When I spoke to people who’d known him, they knew he was gay, but so were a lot of people – as long as you didn’t go out and frighten the horses, it didn’t really matter, particularly if you were in the field of clothes and fashion. What surprised me was what a powerful private life he had. It was his pressure valve; it released him from all the tensions of having to conform, having all these lustrous clients, an enormous workload, financial problems. I think his sex life really was his great relief, and I imagine it was for an awful lot of other people too.

Pub omission

He never came out publicly, just as he didn’t come out publicly about his origins. The fact he was born in a pub, and his parents kept a pub in Stretton, was never mentioned. In the twenties he had a publicist and together they cooked up a story that he came of an old Devon family, which is totally true (on his father’s side), but the pubs were never mentioned. By the time the sixties came, it was almost trendy to say your mother had washed floors and your father had been a porter at King’s Cross, but it was too late because he’d created this history of his own life which was so untrue that he couldn’t really do much about it. What was true was he went to Mill Hill School, from there he progressed to Cambridge. It was the Cambridge Footlights which was really the making of him, rather than studying which he wasn’t particularly keen on. He had a wonderful time performing, designing costumes and wearing women’s clothes – that really set him on the path.

“A silly old queen”

He was immensely witty, and he had a great facility for puns and jokes involving words in one way or another. He had a great sense of humour, people always found him very lovable and likable, men and women. Hardy Amies was known to Hartnell as ‘hardly amiable’ because he had this austere, slightly chilly persona – Amies called him “a silly old queen” which probably didn’t help. There’s a great, lovely character in Hartnell. He remained slightly childlike throughout his life, which lead ultimately to his financial near-ruin.
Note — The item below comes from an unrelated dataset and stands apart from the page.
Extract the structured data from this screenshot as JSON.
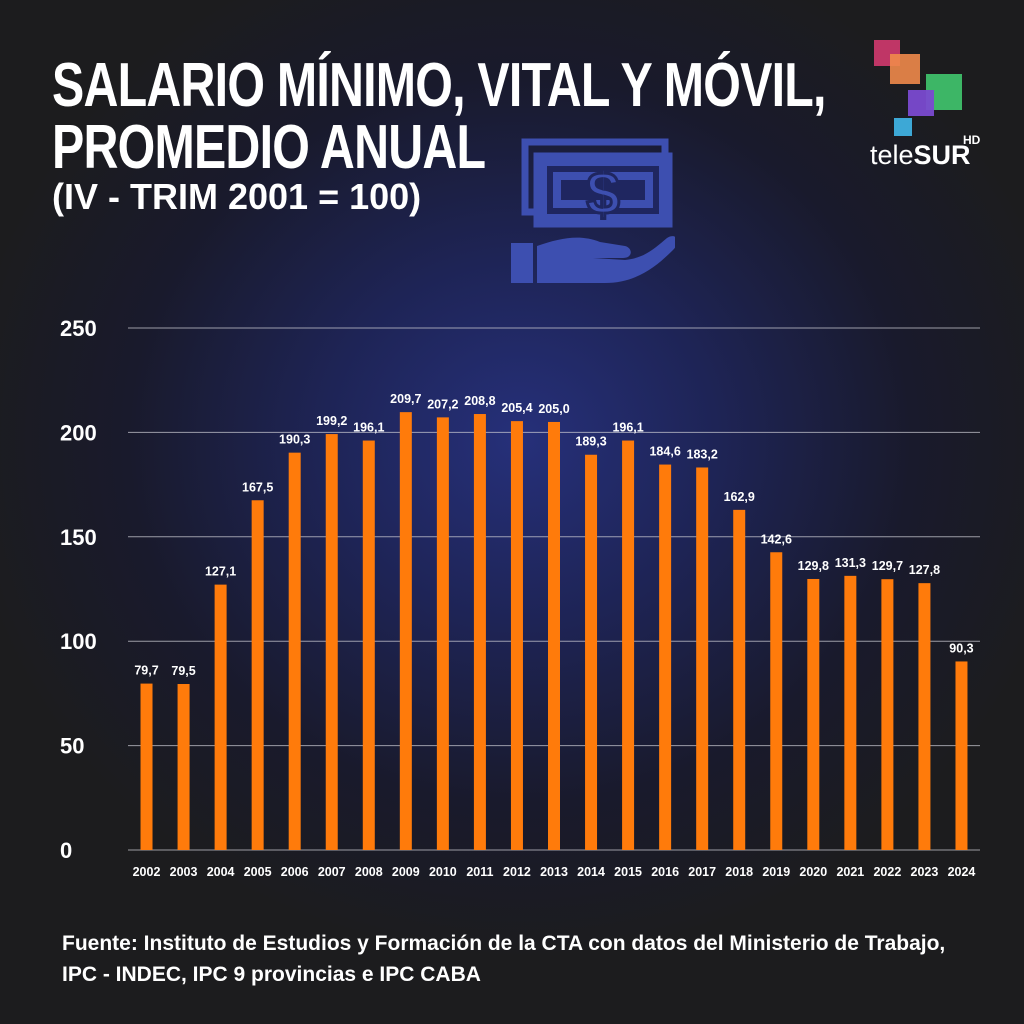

Hartnell’s downfall: a sign of the times, or of him?

Slightly a sign of the times. But actually total incompetence from his business manager and boyfriend. A name like Hartnell, which was on everybody’s lips, constantly in the press and often on the screen, led to enormous merchandising linkups – all of which ultimately floundered by miscalculation, mismanagement and ineptitude. Hartnell was rather to blame in a way, but also he couldn’t do everything. Dior had Marcel Boussac, Yves Saint Laurent had Pierre Bergé, Pierre Balmain had somebody, they all had somebody. Hartnell never really took advice from people who knew better, because they always wanted to get rid of his business manager who really wasn’t good for the business in the long-run.

Living on

All the great names either live on through merchandising or they fade into history. How does one remember Worth? The name still lives on in Paris, through scent and merchandising. Hartnell never really made a success of that. There was jewellery, there were stockings, there were shoes, scarves, you name it, it was going on. There was even menswear but all too late and too half-hearted. At the moment he lives on with me in the Fashion and Textile Museum. I’ve got a tribute room of Hartnell’s clothes there, so people can see what a genius he was, and how absolutely extraordinary his designing was.

Norman Hartnell: The Biography, published by Zuleika, is out now. Norman Hartnell – A Tribute is at London’s Fashion and Textile Museum until 26 January.